2026-03-18 Session Update

  • Completed: Added --command filtering to list-command-examples, including repeated and comma-separated command selectors. Text and JSON output now share the same parsed embedded manifest path, so filtered operator lookup stays consistent across both formats without introducing another source of truth.
  • In progress: none.
  • Blockers: none.
  • Next step: decide whether list-command-examples now has enough discovery power, or whether operators also need format-level filtering such as --format json.

2026-03-18 Session Update

  • Completed: Extended list-command-examples with a --json mode that parses the embedded text manifest into a stable structured report. Runtime coverage now verifies both text and JSON output, so the packaged-binary example catalog can serve human lookup and simple automation without introducing a second checked-in source of truth.
  • In progress: none.
  • Blockers: none.
  • Next step: decide whether operators need filtering options such as --command follow-imports, or whether keeping the catalog intentionally small and whole is the better interface.

2026-03-18 Session Update

  • Completed: Added a packaged-binary list-command-examples command that prints the embedded import/follow example manifest. The manifest remains checked in under internal/app/testdata, runtime code now embeds it for operator discovery, and CLI coverage verifies both the happy path and argument rejection.
  • In progress: none.
  • Blockers: none.
  • Next step: decide whether this manifest should eventually gain a machine-readable JSON form, or whether the current text format is the better stable operator-facing surface.

2026-03-18 Session Update

  • Completed: Added a checked-in import/follow command example manifest under internal/app/testdata together with generator/sync tests and an env-gated refresh helper. The operator import-ingestion guide now points maintainers at one catalog file instead of repeating every sample-output path inline, which should reduce doc drift as the fixture set grows.
  • In progress: none.
  • Blockers: none.
  • Next step: decide whether the example catalog should stay testdata-backed only, or whether operators would benefit from a small packaged-binary command that prints the same manifest on demand.

2026-03-18 Session Update

  • Completed: Added checked-in follow-imports audit-only sample outputs under internal/app/testdata together with sync and env-gated refresh tests.

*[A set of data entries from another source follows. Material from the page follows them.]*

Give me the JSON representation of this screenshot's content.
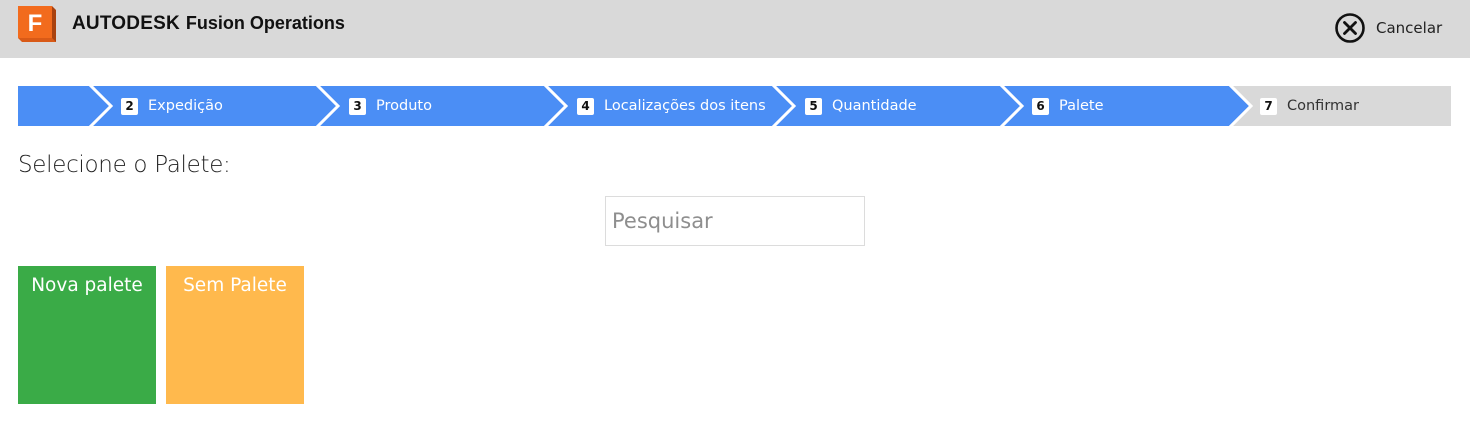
{
  "header": {
    "brand": "AUTODESK",
    "product": "Fusion Operations",
    "cancel_label": "Cancelar",
    "logo_letter": "F",
    "logo_color": "#f26b1d"
  },
  "stepper": {
    "active_color": "#4b8ef5",
    "inactive_color": "#d9d9d9",
    "steps": [
      {
        "num": "",
        "label": "",
        "state": "done"
      },
      {
        "num": "2",
        "label": "Expedição",
        "state": "done"
      },
      {
        "num": "3",
        "label": "Produto",
        "state": "done"
      },
      {
        "num": "4",
        "label": "Localizações dos itens",
        "state": "done"
      },
      {
        "num": "5",
        "label": "Quantidade",
        "state": "done"
      },
      {
        "num": "6",
        "label": "Palete",
        "state": "current"
      },
      {
        "num": "7",
        "label": "Confirmar",
        "state": "pending"
      }
    ]
  },
  "main": {
    "title": "Selecione o Palete:",
    "search_placeholder": "Pesquisar",
    "tiles": [
      {
        "label": "Nova palete",
        "color": "#3aab47"
      },
      {
        "label": "Sem Palete",
        "color": "#ffb94d"
      }
    ]
  }
}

The new fixtures cover both single-input text output and multi-input aggregate JSON output, so nested batch counters plus suppression-reason summaries now have checked-in examples beyond ordinary assertions. The operator import-ingestion guide and README now point at those follow-mode examples and document the refresh helper.
  • In progress: none.
  • Blockers: none.
  • Next step: decide whether the current import/follow sample catalog is complete enough, or whether maintainers would benefit from a dedicated example-manifest helper if this operator-facing fixture set keeps growing.

2026-03-18 Session Update

  • Completed: Added checked-in ingest-imports audit-only sample outputs under internal/app/testdata together with sync and env-gated refresh tests. The repository now carries one text fixture that shows aggregate suppression-reason counts plus would_materialize, and one JSON fixture that shows audit-only linking plus the import_policy suppression bucket. The root README and operator import-ingestion guide now point operators and maintainers at those richer examples.
  • In progress: none.
  • Blockers: none.
  • Next step: decide whether follow-imports should get its own checked-in audit-only sample outputs, or whether the current nested batch assertions plus ingest-only fixtures are enough for now.

2026-03-18 Session Update

  • Completed: Added aggregate suppression_reasons counts to import ingestion reports so audit/materialization summaries can show why events were suppressed without scanning every per-line result. JSON output now exposes a normalized reason-count map, text output flattens the same counts as suppression_reason_<reason>=<count>, and the fallback import_policy bucket keeps generic duplicate/import-policy suppression visible even when no explicit reason string is attached. Follow-mode text output forwards the nested batch counts, and app/report coverage now verifies both privacy and explicit-memory suppression buckets.
  • In progress: none.
  • Blockers: none.
  • Next step: decide whether operators now want the root README to advertise the richer audit report fields, or whether keeping that detail in the operator guide is the better boundary.

2026-03-18 Session Update

  • Completed: Added richer audit-only import summary counters to the ingest/follow reporting path. ingest-imports JSON reports now surface would_materialize for unsuppressed artifacts that would have created a new imported note and linked_existing_note for unsuppressed artifacts that only linked an existing imported note, while follow-mode text output forwards the same nested batch counters. App and CLI coverage now verify both the fresh audit-only path and the duplicate-link audit-only path.
  • In progress: none.
  • Blockers: none.
  • Next step: decide whether audit-oriented summaries also need top-level suppression-reason buckets, or whether suppressed plus per-result suppression_reason remains the better balance.

2026-03-18 Session Update

  • Completed: Added --audit-only to ingest-imports and follow-imports so operators can store only import-audit provenance while reusing the same scope/session resolution, retry exports, checkpoint handling, privacy suppression, imported-note dedupe, and explicit-memory precedence as the materializing path. The import domain service now exposes an audit-only evaluation path, app and CLI reports surface audit_only plus per-result suppression_reason, and domain/app/run tests cover the new mode. Operator docs and the root README now describe when to use the audit-only path.
  • In progress: none.
  • Blockers: none.
  • Next step: decide whether the audit-only summaries now need richer top-level counters such as distinguishing newly auditable artifacts from audit records that linked an existing imported note, or whether the current audit_only plus per-result metadata is sufficient.

Recommended Next Step

Recommended next implementation slice:

  1. Treat the v1 baseline plus conformance matrix as complete and move to post-v1 feature or operator follow-up work.
  2. Keep the stdio and HTTP smoke tests plus the named conformance cases in the normal regression path.
  3. Only revisit transport internals or baseline continuity semantics if a real compatibility or conformance regression appears.
  4. Prefer small, documented follow-ups such as readiness/operator example output, import-operator ergonomics, or another clearly bounded product-facing enhancement.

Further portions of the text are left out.